A: Yes. We will still work with all our institutional partners and consistently make sure that they have the investment opportunity. In fact, what this does — by being a public company — it opens up origination. If we increase origination [of life settlements], we can provide more policies for those investors to purchase. A major complaint of institutions is that they go out and raise $1 billion to place in the asset, and they can’t find any policies to buy.

Q: How would you differentiate Abacus from competitors? Will you be one of the few life settlement companies that’s gone public?

A: When we go public, we will be I think the only life settlement provider — the only origination company — that’s public. And that places us under a much higher level of scrutiny than other companies that are not public.

Q: Can we expect other initiatives once you are a public company?

A: We launched our television campaign in January, which is focused specifically on using our life settlement calculator. All that users have to do is put in their gender, age, value of their policy and policy type. And, instantly, they receive a potential valuation based upon what they deem their health to be.

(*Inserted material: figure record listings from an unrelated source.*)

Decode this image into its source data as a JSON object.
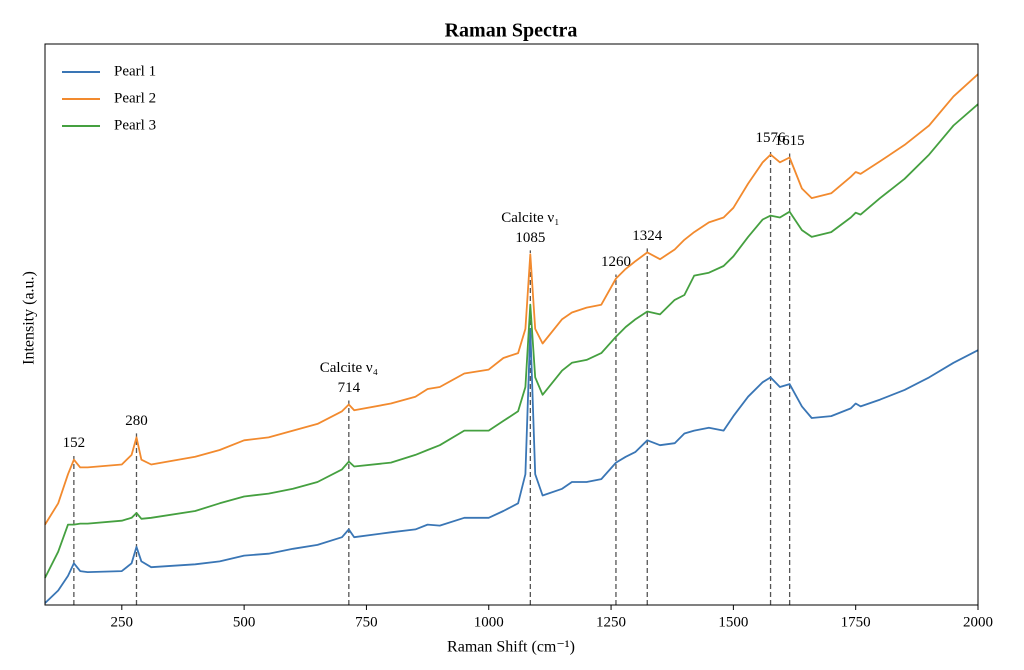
{
  "chart_data": {
    "type": "line",
    "title": "Raman Spectra",
    "x_label": "Raman Shift (cm⁻¹)",
    "y_label": "Intensity (a.u.)",
    "xlim": [
      93,
      2000
    ],
    "xticks": [
      250,
      500,
      750,
      1000,
      1250,
      1500,
      1750,
      2000
    ],
    "ylim": [
      0,
      575
    ],
    "legend": "upper left",
    "x": [
      93,
      120,
      140,
      152,
      165,
      180,
      250,
      270,
      280,
      290,
      310,
      400,
      450,
      500,
      550,
      600,
      650,
      700,
      714,
      725,
      800,
      850,
      875,
      900,
      950,
      1000,
      1030,
      1060,
      1075,
      1085,
      1095,
      1110,
      1150,
      1170,
      1200,
      1230,
      1260,
      1280,
      1300,
      1324,
      1350,
      1380,
      1400,
      1420,
      1450,
      1480,
      1500,
      1530,
      1560,
      1576,
      1595,
      1615,
      1640,
      1660,
      1700,
      1740,
      1750,
      1760,
      1800,
      1850,
      1900,
      1950,
      2000
    ],
    "series": [
      {
        "name": "Pearl 1",
        "color": "#3a76b5",
        "values": [
          2,
          15,
          30,
          43,
          35,
          34,
          35,
          43,
          60,
          45,
          39,
          42,
          45,
          51,
          53,
          58,
          62,
          70,
          78,
          70,
          75,
          78,
          83,
          82,
          90,
          90,
          97,
          105,
          135,
          285,
          135,
          113,
          120,
          127,
          127,
          130,
          147,
          153,
          158,
          170,
          165,
          167,
          177,
          180,
          183,
          180,
          195,
          215,
          230,
          235,
          225,
          228,
          205,
          193,
          195,
          203,
          208,
          205,
          212,
          222,
          235,
          250,
          263
        ]
      },
      {
        "name": "Pearl 2",
        "color": "#f28a2e",
        "values": [
          83,
          105,
          135,
          150,
          142,
          142,
          145,
          155,
          173,
          150,
          145,
          153,
          160,
          170,
          173,
          180,
          187,
          200,
          207,
          201,
          208,
          215,
          223,
          225,
          239,
          243,
          255,
          260,
          285,
          362,
          285,
          270,
          295,
          302,
          307,
          310,
          337,
          347,
          355,
          364,
          357,
          367,
          377,
          385,
          395,
          400,
          410,
          435,
          457,
          465,
          457,
          462,
          430,
          420,
          425,
          442,
          447,
          445,
          458,
          475,
          495,
          525,
          548
        ]
      },
      {
        "name": "Pearl 3",
        "color": "#45a040",
        "values": [
          28,
          55,
          83,
          83,
          84,
          84,
          87,
          90,
          95,
          89,
          90,
          97,
          105,
          112,
          115,
          120,
          127,
          140,
          148,
          143,
          147,
          155,
          160,
          165,
          180,
          180,
          190,
          200,
          225,
          310,
          235,
          217,
          242,
          250,
          253,
          260,
          277,
          287,
          295,
          303,
          300,
          315,
          320,
          340,
          343,
          350,
          360,
          380,
          398,
          402,
          400,
          406,
          387,
          380,
          385,
          400,
          405,
          403,
          420,
          440,
          465,
          495,
          517
        ]
      }
    ],
    "annotations": [
      {
        "x": 152
      },
      {
        "x": 280
      },
      {
        "x": 714,
        "name": "Calcite ν₄"
      },
      {
        "x": 1085,
        "name": "Calcite ν₁"
      },
      {
        "x": 1260
      },
      {
        "x": 1324
      },
      {
        "x": 1576
      },
      {
        "x": 1615
      }
    ]
  }
}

Secondly, we are running that commercial in the morning on CNBC, Bloomberg, and Fox Business to educate and advise financial professionals that this opportunity also exists, not just for their clients. We’re asked frequently, “Why don’t you just advertise to seniors on the Golf Channel or the Weather Channel?” We know that almost every life insurance policy is sold through an insurance agent or advisor. We need to educate them as well.

Q: Will these agents and advisors partner with life settlement brokers affiliated with Abacus?

A: An insurance agent or advisor can come to us directly.

Q: How many agents and advisors are now affiliated with Abacus? And how many more do you hope to recruit?

A: We’re don’t require an affiliation. Agents and advisors are free, once they’re licensed, to send that policy to whomever they choose.

We work with tens of thousands of insurance agents and financial advisers across the country. We are licensed in nearly every state that requires it.

Q: Coming back to the calculator, how much more on average might a customer receive for a life settlement from Abacus than by surrendering their policy to the issuing insurer for the cash value?

A: In 2022, our calculated payout was eight times higher than the client’s cash surrender value on average. That’s consistent with prior years, and the differential has been driven by a couple of things. Carriers have been faced with a low interest rate environment, so cash values have been depressed. On a go-forward basis, we will probably see that gap shrink a bit as interest rates go higher. The multiple may come down to six times the cash value, but it’s still significant.

Q: Are you seeing a shift in the reasons why a senior might want to sell a policy?

A: What we see today is different than what we saw 10 years ago. The life settlement is truly an estate planning tool today. The financial need could be a factor. But we think a much larger factor is people who are doing estate planning. They’re thinking about how they can utilize that liquidity today for their estate.

So, a higher proportion of life settlements are tied to estate planning. We’re also seeing an increase in the size of the policies people are selling. Traditionally, the average face amount was less than $1,000,000. Now we regularly see from $2 million to $20 million.

Q: Does that in part reflect your distribution strategy — working more with agents and advisors who are catering to wealthier folks?

A: That’s exactly right.

Q: What are the implications for the life settlement industry of current economic and business conditions, including financial strains in the banking sector?

A: We have seen a continuous, steady increase in inquiries from people. And I think that’s a natural effect of any fear in the market among people looking for liquidity.

Q: Has the transition to going public entailed adding staff?

A: We’ve increased our staff by about 20% in the trailing 12 months. We’ve seen an increase in the number of policies that we’ve purchased over the same period, so we’ve matched staff to accommodate that. But in addition, we’ve added staff to help manage the public company process.